Secondo i più recenti dati dell'Organizzazione Moniale della Sanità (OMS) l'inquinamento atmosferico causa nel mondo 7 milioni di morti premature: di questi più di quattro sono imputabili all'inquinamento indoor, soprattutto nei Paesi in via di sviluppo, mentre i restanti sono da attribuire all'inquinamento atmosferico comunemente inteso.

In Europa si stima che le morti premature conseguenti all'inquinamento atmosferico ammontino a 870mila e il particolato fine (le particelle sospese di diametro inferiore ai 2.5 micrometri) continua a rappresentare l'imputato numero uno. Se si considera poi la riduzione della speranza di vita, sempre conseguente all'inquinamento da particolato fine antropico, l'OMS rileva come questa raggiunga i massimi livelli nella Pianura Padana e nell'area attorno al Benelux.

Un nuovo studio, appena pubblicato su Nature, valuta gli effetti sulla salute del particolato fine a livello mondiale, e tramite un modello chimico di trasporto globale, individua differenti sorgenti di PM2.5 presente nell'atmosfera. Il peso relativo delle varie fonti di PM2.5 e dei precursori cambia in funzione della popolazione, delle strutture economiche e produttive, delle tecnologie disponibili ecc.

I risultati che emergono dallo studio consentono di tracciare, a livello mondiale, una sorta di classifica delle principali sorgenti responsabili delle morti premature (di seguito sintetizzata in ordine di importanza).
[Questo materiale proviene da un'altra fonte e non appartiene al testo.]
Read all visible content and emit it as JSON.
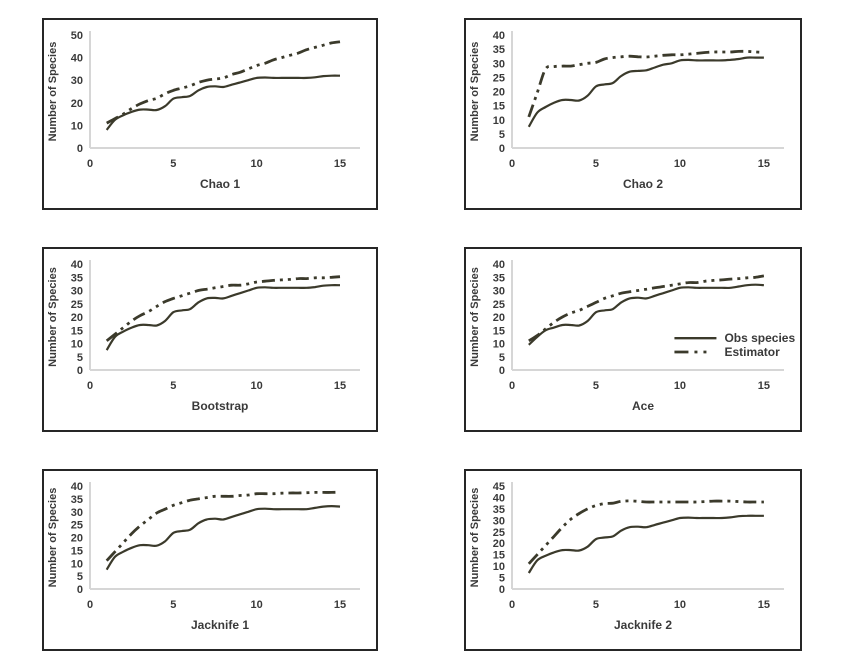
{
  "colors": {
    "line": "#3b3a2b",
    "axis": "#d6d6d6",
    "text": "#3a3a3a",
    "panel_border": "#262626",
    "background": "#ffffff"
  },
  "legend": {
    "entries": [
      {
        "label": "Obs species",
        "style": "solid"
      },
      {
        "label": "Estimator",
        "style": "dash-dot-dot"
      }
    ]
  },
  "chart_data": [
    {
      "type": "line",
      "title": "",
      "xlabel": "Chao 1",
      "ylabel": "Number of Species",
      "xlim": [
        0,
        15.6
      ],
      "ylim": [
        0,
        50
      ],
      "xticks": [
        0,
        5,
        10,
        15
      ],
      "yticks": [
        0,
        10,
        20,
        30,
        40,
        50
      ],
      "grid": false,
      "legend_visible": false,
      "x": [
        1,
        1.5,
        2,
        2.5,
        3,
        3.5,
        4,
        4.5,
        5,
        5.5,
        6,
        6.5,
        7,
        7.5,
        8,
        8.5,
        9,
        9.5,
        10,
        10.5,
        11,
        11.5,
        12,
        12.5,
        13,
        13.5,
        14,
        14.5,
        15
      ],
      "series": [
        {
          "name": "Obs species",
          "style": "solid",
          "values": [
            8,
            12.5,
            14.5,
            16,
            17,
            17,
            16.8,
            18.5,
            21.8,
            22.5,
            23,
            25.5,
            27,
            27.3,
            27,
            28,
            29,
            30,
            31,
            31.2,
            31,
            31,
            31,
            31,
            31,
            31.3,
            31.8,
            32,
            32
          ]
        },
        {
          "name": "Estimator",
          "style": "dash-dot-dot",
          "values": [
            11,
            13,
            15,
            17.5,
            19.5,
            21,
            22,
            24,
            25.5,
            26.5,
            27.5,
            29,
            30,
            30.5,
            31,
            32.5,
            33.5,
            35,
            36.5,
            37.5,
            39,
            40,
            41,
            42,
            43.5,
            44.5,
            45.5,
            46.5,
            47
          ]
        }
      ]
    },
    {
      "type": "line",
      "title": "",
      "xlabel": "Chao 2",
      "ylabel": "Number of Species",
      "xlim": [
        0,
        15.6
      ],
      "ylim": [
        0,
        40
      ],
      "xticks": [
        0,
        5,
        10,
        15
      ],
      "yticks": [
        0,
        5,
        10,
        15,
        20,
        25,
        30,
        35,
        40
      ],
      "grid": false,
      "legend_visible": false,
      "x": [
        1,
        1.5,
        2,
        2.5,
        3,
        3.5,
        4,
        4.5,
        5,
        5.5,
        6,
        6.5,
        7,
        7.5,
        8,
        8.5,
        9,
        9.5,
        10,
        10.5,
        11,
        11.5,
        12,
        12.5,
        13,
        13.5,
        14,
        14.5,
        15
      ],
      "series": [
        {
          "name": "Obs species",
          "style": "solid",
          "values": [
            7.5,
            12.5,
            14.5,
            16,
            17,
            17,
            16.8,
            18.5,
            21.8,
            22.5,
            23,
            25.5,
            27,
            27.3,
            27.5,
            28.5,
            29.5,
            30,
            31,
            31.2,
            31,
            31,
            31,
            31,
            31.2,
            31.5,
            32,
            32,
            32
          ]
        },
        {
          "name": "Estimator",
          "style": "dash-dot-dot",
          "values": [
            11,
            19.5,
            28,
            28.8,
            29,
            29,
            29.5,
            30,
            30.3,
            31.5,
            32,
            32.3,
            32.5,
            32.3,
            32.2,
            32.5,
            32.8,
            33,
            33,
            33.2,
            33.5,
            33.8,
            34,
            34,
            34,
            34.2,
            34.2,
            34,
            33.8
          ]
        }
      ]
    },
    {
      "type": "line",
      "title": "",
      "xlabel": "Bootstrap",
      "ylabel": "Number of Species",
      "xlim": [
        0,
        15.6
      ],
      "ylim": [
        0,
        40
      ],
      "xticks": [
        0,
        5,
        10,
        15
      ],
      "yticks": [
        0,
        5,
        10,
        15,
        20,
        25,
        30,
        35,
        40
      ],
      "grid": false,
      "legend_visible": false,
      "x": [
        1,
        1.5,
        2,
        2.5,
        3,
        3.5,
        4,
        4.5,
        5,
        5.5,
        6,
        6.5,
        7,
        7.5,
        8,
        8.5,
        9,
        9.5,
        10,
        10.5,
        11,
        11.5,
        12,
        12.5,
        13,
        13.5,
        14,
        14.5,
        15
      ],
      "series": [
        {
          "name": "Obs species",
          "style": "solid",
          "values": [
            7.5,
            12.5,
            14.5,
            16,
            17,
            17,
            16.8,
            18.5,
            21.8,
            22.5,
            23,
            25.5,
            27,
            27.2,
            27,
            28,
            29,
            30,
            31,
            31.2,
            31,
            31,
            31,
            31,
            31,
            31.3,
            31.8,
            32,
            32
          ]
        },
        {
          "name": "Estimator",
          "style": "dash-dot-dot",
          "values": [
            11,
            13.5,
            16,
            18.5,
            20.5,
            22,
            24,
            25.8,
            27,
            28,
            29,
            30,
            30.5,
            31,
            31.5,
            32,
            32,
            32.5,
            33.2,
            33.5,
            33.8,
            34,
            34.2,
            34.5,
            34.5,
            34.8,
            34.8,
            35,
            35.2
          ]
        }
      ]
    },
    {
      "type": "line",
      "title": "",
      "xlabel": "Ace",
      "ylabel": "Number of Species",
      "xlim": [
        0,
        15.6
      ],
      "ylim": [
        0,
        40
      ],
      "xticks": [
        0,
        5,
        10,
        15
      ],
      "yticks": [
        0,
        5,
        10,
        15,
        20,
        25,
        30,
        35,
        40
      ],
      "grid": false,
      "legend_visible": true,
      "legend_position": "right-center",
      "x": [
        1,
        1.5,
        2,
        2.5,
        3,
        3.5,
        4,
        4.5,
        5,
        5.5,
        6,
        6.5,
        7,
        7.5,
        8,
        8.5,
        9,
        9.5,
        10,
        10.5,
        11,
        11.5,
        12,
        12.5,
        13,
        13.5,
        14,
        14.5,
        15
      ],
      "series": [
        {
          "name": "Obs species",
          "style": "solid",
          "values": [
            9.5,
            12.5,
            15,
            16,
            17,
            17,
            16.8,
            18.5,
            21.8,
            22.5,
            23,
            25.5,
            27,
            27.3,
            27,
            28,
            29,
            30,
            31,
            31.2,
            31,
            31,
            31,
            31,
            31,
            31.5,
            32,
            32.2,
            32
          ]
        },
        {
          "name": "Estimator",
          "style": "dash-dot-dot",
          "values": [
            11,
            13,
            15.5,
            18,
            20,
            21.5,
            22.5,
            24,
            25.5,
            27,
            28,
            29,
            29.5,
            30,
            30.5,
            31,
            31.5,
            32,
            32.5,
            33,
            33,
            33.5,
            33.8,
            34,
            34.3,
            34.5,
            34.8,
            35,
            35.5
          ]
        }
      ]
    },
    {
      "type": "line",
      "title": "",
      "xlabel": "Jacknife 1",
      "ylabel": "Number of  Species",
      "xlim": [
        0,
        15.6
      ],
      "ylim": [
        0,
        40
      ],
      "xticks": [
        0,
        5,
        10,
        15
      ],
      "yticks": [
        0,
        5,
        10,
        15,
        20,
        25,
        30,
        35,
        40
      ],
      "grid": false,
      "legend_visible": false,
      "x": [
        1,
        1.5,
        2,
        2.5,
        3,
        3.5,
        4,
        4.5,
        5,
        5.5,
        6,
        6.5,
        7,
        7.5,
        8,
        8.5,
        9,
        9.5,
        10,
        10.5,
        11,
        11.5,
        12,
        12.5,
        13,
        13.5,
        14,
        14.5,
        15
      ],
      "series": [
        {
          "name": "Obs species",
          "style": "solid",
          "values": [
            7.5,
            12.5,
            14.5,
            16,
            17,
            17,
            16.8,
            18.5,
            21.8,
            22.5,
            23,
            25.5,
            27,
            27.3,
            27,
            28,
            29,
            30,
            31,
            31.2,
            31,
            31,
            31,
            31,
            31,
            31.5,
            32,
            32.2,
            32
          ]
        },
        {
          "name": "Estimator",
          "style": "dash-dot-dot",
          "values": [
            11,
            14.5,
            18,
            21.5,
            24.5,
            27,
            29.5,
            31,
            32.5,
            33.5,
            34.5,
            35,
            35.5,
            36,
            36,
            36,
            36.3,
            36.5,
            37,
            37,
            37,
            37.2,
            37.3,
            37.3,
            37.4,
            37.5,
            37.5,
            37.5,
            37.6
          ]
        }
      ]
    },
    {
      "type": "line",
      "title": "",
      "xlabel": "Jacknife 2",
      "ylabel": "Number of Species",
      "xlim": [
        0,
        15.6
      ],
      "ylim": [
        0,
        45
      ],
      "xticks": [
        0,
        5,
        10,
        15
      ],
      "yticks": [
        0,
        5,
        10,
        15,
        20,
        25,
        30,
        35,
        40,
        45
      ],
      "grid": false,
      "legend_visible": false,
      "x": [
        1,
        1.5,
        2,
        2.5,
        3,
        3.5,
        4,
        4.5,
        5,
        5.5,
        6,
        6.5,
        7,
        7.5,
        8,
        8.5,
        9,
        9.5,
        10,
        10.5,
        11,
        11.5,
        12,
        12.5,
        13,
        13.5,
        14,
        14.5,
        15
      ],
      "series": [
        {
          "name": "Obs species",
          "style": "solid",
          "values": [
            7,
            12.5,
            14.5,
            16,
            17,
            17,
            16.8,
            18.5,
            21.8,
            22.5,
            23,
            25.5,
            27,
            27.2,
            27,
            28,
            29,
            30,
            31,
            31.2,
            31,
            31,
            31,
            31,
            31.3,
            31.8,
            32,
            32,
            32
          ]
        },
        {
          "name": "Estimator",
          "style": "dash-dot-dot",
          "values": [
            11,
            15,
            19,
            23,
            27,
            30.5,
            33,
            35,
            36.5,
            37.3,
            37.5,
            38.3,
            38.5,
            38.3,
            38,
            38,
            38,
            38,
            38,
            38,
            38,
            38.2,
            38.4,
            38.4,
            38.4,
            38.2,
            38,
            38,
            38
          ]
        }
      ]
    }
  ]
}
  1. Utilizzo di energia per scopi commerciali e civili.
  2. Attività agricole e zootecniche (che rilasciano NH3 dagli allevamenti e dall’uso di fertilizzanti; NH3 reagisce in atmosfera, formando particelle di solfato e nitrato d’ammonio).
  3. Produzione di energia.
  4. Attività industriali.
  5. Combustione di biomasse.
  6. Traffico veicolare.

L'importanza di questo nuovo studio consiste nella possibilità per i legislatori di organizzare politiche sempre più mirate di abbattimento dei livelli di PM2.5 a seconda delle sorgenti maggiormente responsabili nelle diverse aree del pianeta.